On today's earnings call with investors, Uber boasted about the strategic advantage gained by the company from the deployment of its dynamic pricing system (aka 'up-front pricing') since it was rolled out across the UK and Europe from January 1, 2023. On the call with Wall Street investors, Uber CEO, Dara Khosrowshahi said:

So I think that what we can do better is actually targeting of different trips to different drivers based on their preferences or based on behavioral patterns that they're showing us, that really is the focus going forward, offering the right trip at the right price to the right driver, which is a win-win-win, the rider wait time is lower, drivers are seeing the trips that they want at the right price and the network gets more and more efficient.
And I would also say that the nature of upfront fares, you've gone from just flat time and distance to now kind of point estimates for every single trip based on the driver. It accrues to players who have the kind of data skills and the amount of data that we have. We have more of these point estimates, we make more of those point estimates, than anyone else. We're making these point estimates both in mobility and delivery. We're doing it globally
So all things being equal, our AI algorithms are going to be able to learn more and are going to be able to be more accurate than anyone else's which is an advantage that over a period of time is absolutely going to accrue to us.

For years, Uber has fobbed off workers, customers, regulators and WIE with the half-truth batch matching explanation. But workers saw an almost immediate deterioration in their pay after 'up-front pricing' (an antonym if ever there was one) was introduced last year.

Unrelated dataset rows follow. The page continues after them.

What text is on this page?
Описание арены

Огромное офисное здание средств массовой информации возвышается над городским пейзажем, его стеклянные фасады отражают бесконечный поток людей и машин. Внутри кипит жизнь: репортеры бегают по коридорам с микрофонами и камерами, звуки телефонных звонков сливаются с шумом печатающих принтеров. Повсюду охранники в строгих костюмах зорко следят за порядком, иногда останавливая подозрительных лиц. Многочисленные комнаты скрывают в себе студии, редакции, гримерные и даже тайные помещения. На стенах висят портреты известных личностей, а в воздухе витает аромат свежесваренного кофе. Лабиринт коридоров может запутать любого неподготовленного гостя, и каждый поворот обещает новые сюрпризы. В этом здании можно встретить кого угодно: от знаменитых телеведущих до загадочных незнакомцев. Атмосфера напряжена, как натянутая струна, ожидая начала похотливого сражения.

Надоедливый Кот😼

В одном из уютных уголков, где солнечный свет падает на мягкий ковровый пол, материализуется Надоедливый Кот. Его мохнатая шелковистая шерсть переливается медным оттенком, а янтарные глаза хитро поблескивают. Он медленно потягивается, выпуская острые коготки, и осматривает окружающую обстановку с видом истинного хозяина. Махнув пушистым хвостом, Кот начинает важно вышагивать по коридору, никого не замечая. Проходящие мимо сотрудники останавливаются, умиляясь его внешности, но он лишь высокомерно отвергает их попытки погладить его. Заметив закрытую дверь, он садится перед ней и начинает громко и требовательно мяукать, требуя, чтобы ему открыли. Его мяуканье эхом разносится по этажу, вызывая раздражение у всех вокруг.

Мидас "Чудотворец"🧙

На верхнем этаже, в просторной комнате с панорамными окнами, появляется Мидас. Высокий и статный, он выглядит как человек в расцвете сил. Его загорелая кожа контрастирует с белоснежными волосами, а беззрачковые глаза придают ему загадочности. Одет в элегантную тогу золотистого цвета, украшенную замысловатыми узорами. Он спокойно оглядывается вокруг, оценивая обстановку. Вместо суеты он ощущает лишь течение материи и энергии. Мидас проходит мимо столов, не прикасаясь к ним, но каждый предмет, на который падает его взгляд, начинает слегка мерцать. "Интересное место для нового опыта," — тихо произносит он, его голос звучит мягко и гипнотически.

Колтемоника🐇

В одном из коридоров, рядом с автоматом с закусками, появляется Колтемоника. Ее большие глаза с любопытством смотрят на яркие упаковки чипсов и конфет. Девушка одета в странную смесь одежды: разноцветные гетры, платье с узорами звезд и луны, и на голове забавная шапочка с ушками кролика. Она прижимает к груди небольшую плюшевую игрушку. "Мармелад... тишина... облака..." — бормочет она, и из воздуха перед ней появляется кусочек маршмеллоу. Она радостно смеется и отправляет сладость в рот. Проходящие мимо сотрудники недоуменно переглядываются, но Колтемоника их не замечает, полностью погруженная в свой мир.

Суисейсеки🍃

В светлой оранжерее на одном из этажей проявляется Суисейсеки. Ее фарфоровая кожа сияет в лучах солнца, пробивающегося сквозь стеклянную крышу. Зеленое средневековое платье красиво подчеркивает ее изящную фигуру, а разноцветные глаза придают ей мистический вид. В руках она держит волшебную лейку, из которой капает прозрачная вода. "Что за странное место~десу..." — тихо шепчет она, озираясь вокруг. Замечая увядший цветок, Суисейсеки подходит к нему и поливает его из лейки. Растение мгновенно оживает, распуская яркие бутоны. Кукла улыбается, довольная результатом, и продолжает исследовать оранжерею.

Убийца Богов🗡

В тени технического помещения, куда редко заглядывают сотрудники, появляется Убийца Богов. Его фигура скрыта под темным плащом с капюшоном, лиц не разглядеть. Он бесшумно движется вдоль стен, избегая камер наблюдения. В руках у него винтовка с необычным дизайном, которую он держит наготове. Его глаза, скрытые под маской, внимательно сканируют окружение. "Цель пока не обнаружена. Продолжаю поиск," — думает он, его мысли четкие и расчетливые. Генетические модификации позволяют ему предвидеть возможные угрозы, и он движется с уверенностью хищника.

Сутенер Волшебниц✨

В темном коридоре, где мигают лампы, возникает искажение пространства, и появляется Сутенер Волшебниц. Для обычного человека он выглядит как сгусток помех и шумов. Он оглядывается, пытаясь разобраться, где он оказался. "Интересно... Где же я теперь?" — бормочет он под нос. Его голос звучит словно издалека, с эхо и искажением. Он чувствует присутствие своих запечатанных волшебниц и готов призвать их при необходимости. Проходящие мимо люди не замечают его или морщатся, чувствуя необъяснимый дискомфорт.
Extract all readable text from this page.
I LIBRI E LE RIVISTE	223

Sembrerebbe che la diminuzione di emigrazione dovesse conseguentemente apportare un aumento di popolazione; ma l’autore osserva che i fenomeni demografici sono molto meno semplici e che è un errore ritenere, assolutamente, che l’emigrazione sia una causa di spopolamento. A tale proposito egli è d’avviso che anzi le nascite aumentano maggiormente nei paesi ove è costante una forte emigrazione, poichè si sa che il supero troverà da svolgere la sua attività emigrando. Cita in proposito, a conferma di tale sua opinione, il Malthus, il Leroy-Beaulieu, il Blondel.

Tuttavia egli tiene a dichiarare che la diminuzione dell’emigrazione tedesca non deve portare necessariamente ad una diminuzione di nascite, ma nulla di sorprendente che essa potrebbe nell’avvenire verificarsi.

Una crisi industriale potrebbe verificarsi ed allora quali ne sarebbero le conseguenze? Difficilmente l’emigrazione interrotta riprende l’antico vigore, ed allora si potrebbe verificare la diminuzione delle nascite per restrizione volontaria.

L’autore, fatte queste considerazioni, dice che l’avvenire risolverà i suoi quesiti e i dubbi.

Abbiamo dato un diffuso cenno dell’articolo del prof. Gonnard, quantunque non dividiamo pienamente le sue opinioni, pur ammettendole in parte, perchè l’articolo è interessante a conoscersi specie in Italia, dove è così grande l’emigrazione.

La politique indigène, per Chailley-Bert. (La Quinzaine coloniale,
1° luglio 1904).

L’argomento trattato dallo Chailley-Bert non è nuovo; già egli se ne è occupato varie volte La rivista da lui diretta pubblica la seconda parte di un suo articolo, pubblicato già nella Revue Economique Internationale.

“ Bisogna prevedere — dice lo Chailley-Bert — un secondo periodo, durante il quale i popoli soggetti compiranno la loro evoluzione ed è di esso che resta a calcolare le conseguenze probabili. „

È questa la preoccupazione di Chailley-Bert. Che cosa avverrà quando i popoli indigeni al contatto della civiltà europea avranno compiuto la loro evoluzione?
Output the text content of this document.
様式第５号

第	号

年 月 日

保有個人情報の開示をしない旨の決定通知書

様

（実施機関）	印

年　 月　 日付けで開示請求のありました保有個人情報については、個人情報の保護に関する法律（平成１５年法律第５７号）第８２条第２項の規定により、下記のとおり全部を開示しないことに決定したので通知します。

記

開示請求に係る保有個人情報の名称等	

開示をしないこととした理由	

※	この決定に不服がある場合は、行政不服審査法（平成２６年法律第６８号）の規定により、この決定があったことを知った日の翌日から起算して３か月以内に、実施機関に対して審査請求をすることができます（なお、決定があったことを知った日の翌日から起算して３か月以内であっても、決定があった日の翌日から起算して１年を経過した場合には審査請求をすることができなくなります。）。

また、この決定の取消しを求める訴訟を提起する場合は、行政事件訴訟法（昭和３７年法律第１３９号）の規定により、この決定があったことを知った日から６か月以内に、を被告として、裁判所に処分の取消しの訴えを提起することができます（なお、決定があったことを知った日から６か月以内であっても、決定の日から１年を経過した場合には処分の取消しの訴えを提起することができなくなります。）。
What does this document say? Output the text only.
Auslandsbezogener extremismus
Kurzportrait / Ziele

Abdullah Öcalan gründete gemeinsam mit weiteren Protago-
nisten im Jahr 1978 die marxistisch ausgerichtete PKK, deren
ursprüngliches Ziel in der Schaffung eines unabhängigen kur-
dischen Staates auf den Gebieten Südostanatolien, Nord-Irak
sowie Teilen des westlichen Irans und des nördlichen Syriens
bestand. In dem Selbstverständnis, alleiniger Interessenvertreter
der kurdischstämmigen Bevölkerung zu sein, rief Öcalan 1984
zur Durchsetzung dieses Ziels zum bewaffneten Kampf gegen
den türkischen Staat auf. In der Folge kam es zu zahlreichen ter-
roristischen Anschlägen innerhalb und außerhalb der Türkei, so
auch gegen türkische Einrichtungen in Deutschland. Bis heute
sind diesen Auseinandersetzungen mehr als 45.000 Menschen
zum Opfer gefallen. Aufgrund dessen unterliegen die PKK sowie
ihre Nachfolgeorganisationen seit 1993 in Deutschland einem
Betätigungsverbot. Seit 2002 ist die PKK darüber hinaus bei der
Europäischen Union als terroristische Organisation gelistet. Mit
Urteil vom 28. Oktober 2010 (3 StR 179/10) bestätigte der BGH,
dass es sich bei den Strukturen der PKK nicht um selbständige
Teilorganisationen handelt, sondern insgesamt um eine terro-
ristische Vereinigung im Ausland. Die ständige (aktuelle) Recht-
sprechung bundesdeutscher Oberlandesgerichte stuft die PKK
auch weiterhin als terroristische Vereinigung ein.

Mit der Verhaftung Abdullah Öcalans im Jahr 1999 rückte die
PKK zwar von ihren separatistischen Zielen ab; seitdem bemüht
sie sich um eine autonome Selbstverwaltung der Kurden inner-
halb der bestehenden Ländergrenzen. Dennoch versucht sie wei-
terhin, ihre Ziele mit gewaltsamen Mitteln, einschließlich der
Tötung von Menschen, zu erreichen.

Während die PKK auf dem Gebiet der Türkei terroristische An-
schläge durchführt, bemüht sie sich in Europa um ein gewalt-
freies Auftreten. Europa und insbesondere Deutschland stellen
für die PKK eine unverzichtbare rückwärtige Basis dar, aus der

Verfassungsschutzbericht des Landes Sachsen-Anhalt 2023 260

In WIE's successful legal action against Uber at the Court of Appeal in Amsterdam, the court ruled that Uber, in breach of the GDPR, has not been sufficiently transparent about how 'up-front pricing' algorithms function given the obvious serious impact such AI decision making has on workers.

In addition or thereby, Uber also uses dynamic fares when determining the fare. In the opinion of the court of appeal, [appellant sub 1] et al. have sufficiently substantiated their claim and Uber has not sufficiently substantiated their dispute that the outcome of these decisions, taken as a whole, affects the drivers to a considerable extent. This system is applied to every passenger they carry. These are therefore successive decisions, each with financial consequences that determine the income they can earn.

Despite today's volte-face, we believe Uber has never met its legal obligation to inform workers regarding:

the existence of automated decision-making, including profiling, and........meaningful information about the logic involved, as well as the significance and the envisaged consequences of such processing.......

Nor has Uber properly consulted workers about the risks of such systems, something they are required to do for the completion of regulatory required risk and impact analysis.


And it isn't only workers who face risk from dynamic pricing systems, consumers do too.  A Harvard Business Review paper called for dynamic pricing systems, such as those used by Uber and other gig economy platforms, to be closely regulated due to the risk of exploitation and tacit collusion.


Uber now has many urgent regulatory questions to answer after today's belated, though thoroughly unsurprising, admissions.